The graph of a cubic function usually has a distinctive curve that rises and falls. Cubic graphs are characterized by a degree of three, which means that the highest power of \(x\) is cubic. This shape helps you see where the function increases or decreases as well as where it changes its behavior.

Finding polynomial zeros is crucial in understanding the function's x-intercepts. Zeros occur where a function equals zero, meaning the graph crosses the x-axis. For the cubic function \( f(x) = x^3 - 4x^2 + 2x - 1 \), zeros can be identified through a table of values and observation of the graph. When plotted, you find that the graph of \( f(x) \) crosses the x-axis between:

• -1 and 0
• 3 and 4

These intervals show where the function changes sign, from positive to negative or vice versa. Computing \(f(x)\) values at these points confirms if real roots (zeros) exist. Between these values, \( f(x) \) transitions across zero indicating an actual root presence. Often in practice, further methods like synthetic division or the Rational Root Theorem might be required for exact zero calculations, especially if zeros aren’t clear from the graph alone.

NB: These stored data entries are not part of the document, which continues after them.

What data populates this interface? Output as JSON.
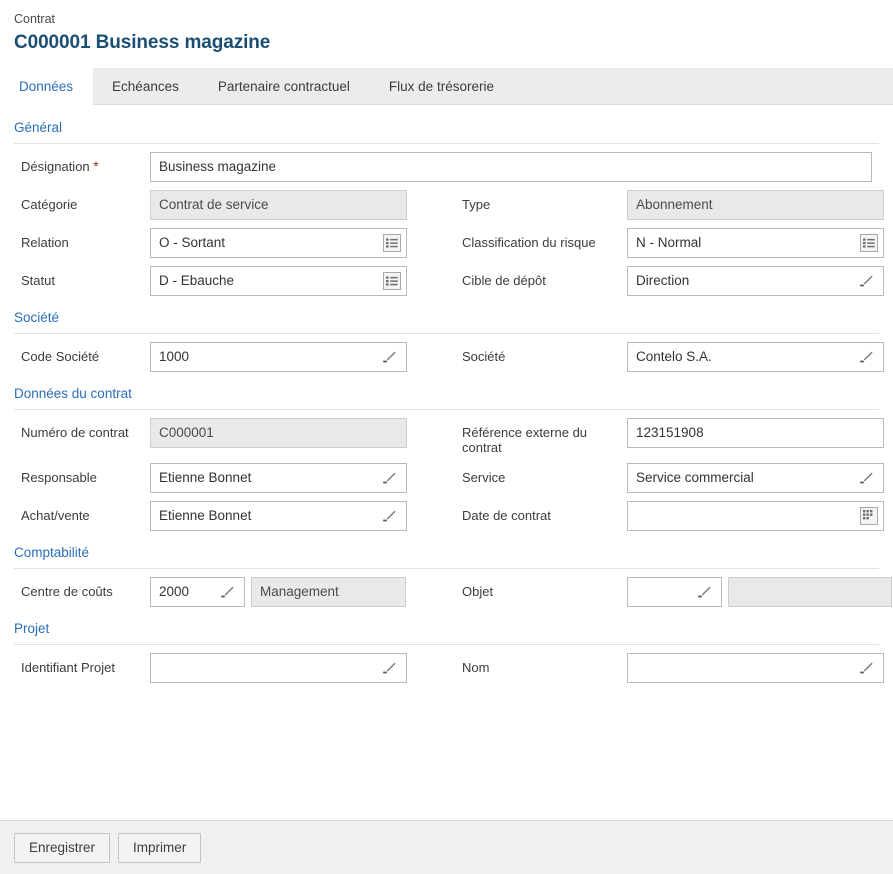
{
  "header": {
    "breadcrumb": "Contrat",
    "title": "C000001 Business magazine"
  },
  "tabs": [
    {
      "label": "Données",
      "active": true
    },
    {
      "label": "Echéances",
      "active": false
    },
    {
      "label": "Partenaire contractuel",
      "active": false
    },
    {
      "label": "Flux de trésorerie",
      "active": false
    }
  ],
  "sections": {
    "general": {
      "title": "Général",
      "designation_label": "Désignation",
      "designation_required": "*",
      "designation_value": "Business magazine",
      "categorie_label": "Catégorie",
      "categorie_value": "Contrat de service",
      "type_label": "Type",
      "type_value": "Abonnement",
      "relation_label": "Relation",
      "relation_value": "O - Sortant",
      "risque_label": "Classification du risque",
      "risque_value": "N - Normal",
      "statut_label": "Statut",
      "statut_value": "D - Ebauche",
      "cible_label": "Cible de dépôt",
      "cible_value": "Direction"
    },
    "societe": {
      "title": "Société",
      "code_label": "Code Société",
      "code_value": "1000",
      "societe_label": "Société",
      "societe_value": "Contelo S.A."
    },
    "contrat": {
      "title": "Données du contrat",
      "numero_label": "Numéro de contrat",
      "numero_value": "C000001",
      "reference_label": "Référence externe du contrat",
      "reference_value": "123151908",
      "responsable_label": "Responsable",
      "responsable_value": "Etienne Bonnet",
      "service_label": "Service",
      "service_value": "Service commercial",
      "achat_label": "Achat/vente",
      "achat_value": "Etienne Bonnet",
      "date_label": "Date de contrat",
      "date_value": ""
    },
    "comptabilite": {
      "title": "Comptabilité",
      "centre_label": "Centre de coûts",
      "centre_value": "2000",
      "centre_text": "Management",
      "objet_label": "Objet",
      "objet_value": "",
      "objet_text": ""
    },
    "projet": {
      "title": "Projet",
      "identifiant_label": "Identifiant Projet",
      "identifiant_value": "",
      "nom_label": "Nom",
      "nom_value": ""
    }
  },
  "footer": {
    "save_label": "Enregistrer",
    "print_label": "Imprimer"
  },
  "icons": {
    "value_help": "list-icon",
    "edit": "pencil-icon",
    "calendar": "calendar-icon"
  },
  "colors": {
    "accent": "#2a6ebb",
    "title": "#1b4f72",
    "required": "#9b2226",
    "tabbar_bg": "#ececec",
    "readonly_bg": "#e9e9e9",
    "footer_bg": "#f0f0f0"
  }
}
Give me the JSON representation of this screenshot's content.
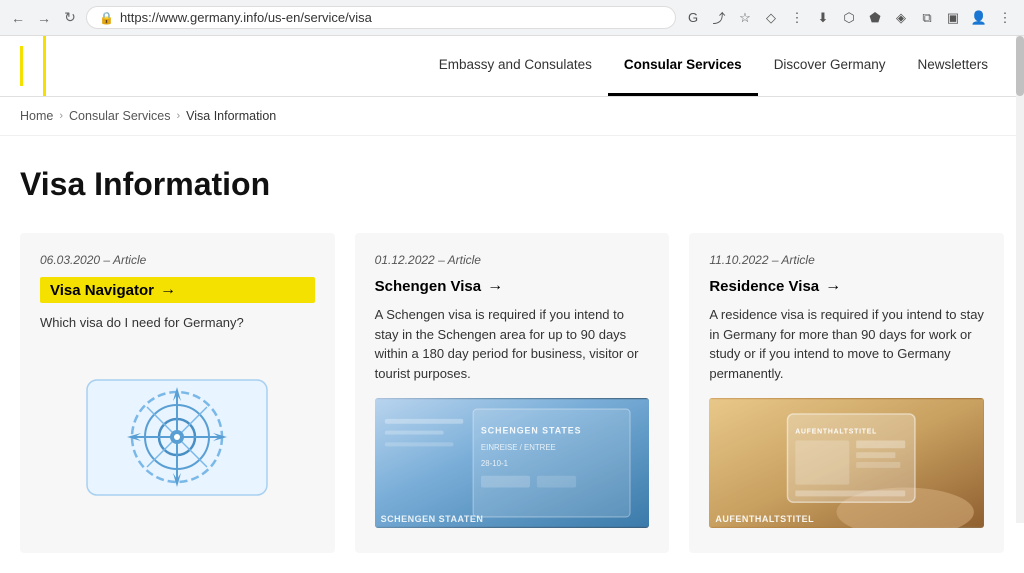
{
  "browser": {
    "url": "https://www.germany.info/us-en/service/visa",
    "lock_icon": "🔒"
  },
  "nav": {
    "links": [
      {
        "label": "Embassy and Consulates",
        "active": false
      },
      {
        "label": "Consular Services",
        "active": true
      },
      {
        "label": "Discover Germany",
        "active": false
      },
      {
        "label": "Newsletters",
        "active": false
      }
    ]
  },
  "breadcrumb": {
    "home": "Home",
    "section": "Consular Services",
    "current": "Visa Information"
  },
  "page": {
    "title": "Visa Information"
  },
  "cards": [
    {
      "date": "06.03.2020 – Article",
      "title": "Visa Navigator",
      "arrow": "→",
      "highlighted": true,
      "description": "Which visa do I need for Germany?",
      "image_type": "illustration"
    },
    {
      "date": "01.12.2022 – Article",
      "title": "Schengen Visa",
      "arrow": "→",
      "highlighted": false,
      "description": "A Schengen visa is required if you intend to stay in the Schengen area for up to 90 days within a 180 day period for business, visitor or tourist purposes.",
      "image_type": "schengen"
    },
    {
      "date": "11.10.2022 – Article",
      "title": "Residence Visa",
      "arrow": "→",
      "highlighted": false,
      "description": "A residence visa is required if you intend to stay in Germany for more than 90 days for work or study or if you intend to move to Germany permanently.",
      "image_type": "residence"
    }
  ]
}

To determine a function's behavior, identifying relative maxima and minima on its graph is essential. For cubic functions such as \( f(x) = x^3 - 4x^2 + 2x - 1 \), these points are where the graph reaches a peak (maximum) or a valley (minimum) relative to nearby sections. By examining the connected curve:

• A relative maximum appears around \( x = 0 \). Here, the curve transitions from rising to falling, forming a peak.
• A relative minimum is observed near \( x = 3 \), where the curve shifts from falling to rising, creating a trough.

These points provide insight into the function's local extremes. For validation, construct a table, observing where function values increase or decrease, further confirming these observations. In calculus, derivative tests often support these findings, specifying slopes where maxima or minima occur.